12-15 amps for eneloops, ????? too much imo.


----------



## Kestrel (Jun 29, 2010)

alpg88 said:


> 12-15 amps for eneloops, ????? too much imo.


From SilverFox's thread:


----------



## J3004 (Jun 30, 2010)

Yes, this torch died. 15 Amps are too much current for eneloops. I didn't thought about that before


----------



## mrartillery (Jul 1, 2010)

J3004 said:


> Yes, this torch died. 15 Amps are too much current for eneloops. I didn't thought about that before



Invest in a 2 D extension and get yourself 7 IMR 26500's and then see what you got. :candle:


----------



## jkpq45 (Mar 11, 2013)

Sorry to resurrect, but I was thinking of doing something like this.

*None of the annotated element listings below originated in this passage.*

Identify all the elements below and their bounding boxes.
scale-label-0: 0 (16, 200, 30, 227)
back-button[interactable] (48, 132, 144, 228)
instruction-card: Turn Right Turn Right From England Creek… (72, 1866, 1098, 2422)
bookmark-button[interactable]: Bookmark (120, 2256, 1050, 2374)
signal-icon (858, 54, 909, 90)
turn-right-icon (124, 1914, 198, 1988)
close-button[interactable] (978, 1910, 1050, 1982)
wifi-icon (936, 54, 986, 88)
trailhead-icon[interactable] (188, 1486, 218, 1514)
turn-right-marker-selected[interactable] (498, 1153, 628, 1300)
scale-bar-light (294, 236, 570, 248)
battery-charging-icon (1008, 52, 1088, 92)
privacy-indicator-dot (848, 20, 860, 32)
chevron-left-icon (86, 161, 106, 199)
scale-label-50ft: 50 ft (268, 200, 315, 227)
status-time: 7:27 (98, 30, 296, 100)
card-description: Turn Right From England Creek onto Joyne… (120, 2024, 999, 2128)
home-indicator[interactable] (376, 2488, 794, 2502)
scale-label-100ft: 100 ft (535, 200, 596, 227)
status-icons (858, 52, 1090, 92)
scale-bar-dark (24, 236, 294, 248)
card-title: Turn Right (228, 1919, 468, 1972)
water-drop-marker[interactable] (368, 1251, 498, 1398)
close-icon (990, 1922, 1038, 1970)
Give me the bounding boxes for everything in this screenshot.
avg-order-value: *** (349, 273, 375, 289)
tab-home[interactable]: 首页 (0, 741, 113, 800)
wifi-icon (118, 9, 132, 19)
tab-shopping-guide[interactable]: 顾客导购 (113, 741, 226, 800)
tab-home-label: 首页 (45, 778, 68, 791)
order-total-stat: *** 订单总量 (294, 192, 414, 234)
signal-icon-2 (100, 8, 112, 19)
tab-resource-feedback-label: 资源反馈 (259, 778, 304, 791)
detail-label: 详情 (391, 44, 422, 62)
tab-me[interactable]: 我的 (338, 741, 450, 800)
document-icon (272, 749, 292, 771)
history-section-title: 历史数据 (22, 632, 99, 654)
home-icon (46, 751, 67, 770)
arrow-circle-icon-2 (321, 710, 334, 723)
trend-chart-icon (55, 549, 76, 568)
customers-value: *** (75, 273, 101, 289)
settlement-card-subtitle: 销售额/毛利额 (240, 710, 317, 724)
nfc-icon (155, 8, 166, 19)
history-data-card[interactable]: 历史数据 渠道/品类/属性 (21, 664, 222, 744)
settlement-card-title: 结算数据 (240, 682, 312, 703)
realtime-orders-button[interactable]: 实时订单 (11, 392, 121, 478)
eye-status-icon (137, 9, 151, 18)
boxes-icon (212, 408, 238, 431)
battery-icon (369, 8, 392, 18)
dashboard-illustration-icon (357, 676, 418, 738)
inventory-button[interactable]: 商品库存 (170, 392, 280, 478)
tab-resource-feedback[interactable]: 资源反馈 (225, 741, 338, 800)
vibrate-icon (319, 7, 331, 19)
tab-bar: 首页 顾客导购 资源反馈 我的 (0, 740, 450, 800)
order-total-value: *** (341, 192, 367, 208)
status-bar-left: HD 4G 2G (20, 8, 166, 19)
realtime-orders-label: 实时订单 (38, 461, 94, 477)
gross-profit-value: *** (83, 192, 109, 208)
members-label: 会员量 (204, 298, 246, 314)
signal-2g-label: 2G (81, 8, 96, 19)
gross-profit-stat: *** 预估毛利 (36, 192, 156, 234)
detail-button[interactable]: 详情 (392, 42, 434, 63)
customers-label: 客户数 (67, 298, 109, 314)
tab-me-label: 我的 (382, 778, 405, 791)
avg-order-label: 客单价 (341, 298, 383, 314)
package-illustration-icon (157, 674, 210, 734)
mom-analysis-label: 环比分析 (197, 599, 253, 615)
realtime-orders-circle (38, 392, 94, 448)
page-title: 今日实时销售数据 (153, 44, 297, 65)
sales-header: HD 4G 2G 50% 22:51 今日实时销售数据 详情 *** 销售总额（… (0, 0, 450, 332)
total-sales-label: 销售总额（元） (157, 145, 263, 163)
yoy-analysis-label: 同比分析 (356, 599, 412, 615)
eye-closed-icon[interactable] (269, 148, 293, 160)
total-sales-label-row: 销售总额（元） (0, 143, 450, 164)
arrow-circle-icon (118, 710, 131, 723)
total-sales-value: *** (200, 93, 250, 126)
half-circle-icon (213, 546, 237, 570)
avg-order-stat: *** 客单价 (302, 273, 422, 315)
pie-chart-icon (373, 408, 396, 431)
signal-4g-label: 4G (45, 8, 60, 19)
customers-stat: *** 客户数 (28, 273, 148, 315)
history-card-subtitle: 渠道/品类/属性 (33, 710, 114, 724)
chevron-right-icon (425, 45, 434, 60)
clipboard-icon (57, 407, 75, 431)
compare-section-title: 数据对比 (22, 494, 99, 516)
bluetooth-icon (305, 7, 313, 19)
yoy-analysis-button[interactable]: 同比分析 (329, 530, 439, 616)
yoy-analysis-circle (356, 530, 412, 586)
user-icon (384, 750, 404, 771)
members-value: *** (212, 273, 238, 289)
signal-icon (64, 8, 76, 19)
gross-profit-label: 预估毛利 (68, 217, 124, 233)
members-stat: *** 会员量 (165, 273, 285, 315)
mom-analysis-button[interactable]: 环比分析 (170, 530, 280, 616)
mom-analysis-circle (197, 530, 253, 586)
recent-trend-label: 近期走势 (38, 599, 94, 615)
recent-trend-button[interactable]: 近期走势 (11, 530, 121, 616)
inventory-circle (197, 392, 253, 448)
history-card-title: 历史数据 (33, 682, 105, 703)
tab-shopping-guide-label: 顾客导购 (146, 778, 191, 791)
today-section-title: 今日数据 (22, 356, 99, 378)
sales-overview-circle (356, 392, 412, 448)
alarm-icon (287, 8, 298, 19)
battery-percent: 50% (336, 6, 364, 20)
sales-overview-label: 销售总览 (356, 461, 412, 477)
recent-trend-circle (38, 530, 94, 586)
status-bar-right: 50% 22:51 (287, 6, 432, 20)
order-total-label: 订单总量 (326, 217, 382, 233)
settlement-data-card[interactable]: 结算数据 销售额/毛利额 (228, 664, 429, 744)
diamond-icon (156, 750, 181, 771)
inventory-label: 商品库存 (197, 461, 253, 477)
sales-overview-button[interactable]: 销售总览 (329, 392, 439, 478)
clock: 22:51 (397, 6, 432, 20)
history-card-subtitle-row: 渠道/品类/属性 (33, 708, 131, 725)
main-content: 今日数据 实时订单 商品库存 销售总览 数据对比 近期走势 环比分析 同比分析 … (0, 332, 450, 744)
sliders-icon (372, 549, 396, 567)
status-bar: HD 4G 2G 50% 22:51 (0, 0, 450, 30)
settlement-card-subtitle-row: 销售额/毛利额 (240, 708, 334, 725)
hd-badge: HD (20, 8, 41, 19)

If the pack were wired so that each stack of 5x AAs were in series, but the four stacks of 5xAAs each were in parallel to each other, wouldn't each stack see ~2.5A draw? Yielding ~1.8Ah per cell per SilverFox's testing (yielding, perhaps, 3.6 hour runtime)?


----------



## fivemega (Mar 11, 2013)

jkpq45 said:


> If the pack were wired so that each stack of 5x AAs were in series, but the four stacks of 5xAAs each were in parallel to each other, wouldn't each stack see ~2.5A draw? Yielding ~1.8Ah per cell per SilverFox's testing (yielding, perhaps, 3.6 hour runtime)?



*OP is talking about 20 Eneloops connected in series.
If you consider each Eneloop nominal voltage 1.2 volt, total voltage would be 24 volt.*


----------



## jkpq45 (Mar 11, 2013)

Roger that, FM. I was proposing an alternate wiring arrangement.

Again, I'm a Mechanical Engineer, and will admit it if I'm proven wrong regarding this voodoo they call "electricity."


----------



## arek98 (Mar 11, 2013)

Yes, each stack would see about 2.5A but you would have only ~6V output voltage.


----------